The energetics of B-DNA bending toward the major and minor grooves were quantified by free energy simulations at four different KCl concentrations. Increased [KCl] led to more flexible DNA, with persistence lengths that agreed well with experimental values. At all salt concentrations, major groove bending was preferred, although preferences for major and minor groove bending were similar for the A-tract containing sequence.

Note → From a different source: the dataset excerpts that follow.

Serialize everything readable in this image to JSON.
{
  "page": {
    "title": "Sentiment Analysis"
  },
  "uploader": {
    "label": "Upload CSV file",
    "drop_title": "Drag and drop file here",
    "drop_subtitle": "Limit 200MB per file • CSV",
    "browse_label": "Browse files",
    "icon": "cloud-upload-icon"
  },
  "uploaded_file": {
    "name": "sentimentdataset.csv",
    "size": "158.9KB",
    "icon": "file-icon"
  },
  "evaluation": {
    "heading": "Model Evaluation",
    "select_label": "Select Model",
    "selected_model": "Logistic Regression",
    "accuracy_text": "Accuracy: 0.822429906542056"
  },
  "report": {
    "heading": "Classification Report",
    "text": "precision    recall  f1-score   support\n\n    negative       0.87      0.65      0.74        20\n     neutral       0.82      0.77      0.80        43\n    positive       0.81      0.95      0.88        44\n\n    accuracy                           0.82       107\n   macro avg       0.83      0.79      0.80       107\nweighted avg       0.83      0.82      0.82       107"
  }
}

Since the phosphate repulsions and DNA internal energy favored minor groove bending, the preference for major groove bending was thought to originate from differences in solvation. Water in the minor groove was tighter bound than water in the major groove, and harder to displace than major groove water, which favored the compression of the major groove upon bending. Higher [KCl] decreased the persistence length for both major and minor groove bending but did not greatly affect the free energy spacing between the minor and major groove bending curves. For sequences without A-tracts, salt affected major and minor bending to nearly the same degree, and did not change the preference for major groove bending. For the A-tract containing sequence, an increase in salt concentration decreased the already small energetic difference between major and minor groove bending. Since salts did not significantly affect the relative differences in bending energetics and hydration, it is likely that the increased bending flexibilities upon salt increase are simply due to screening.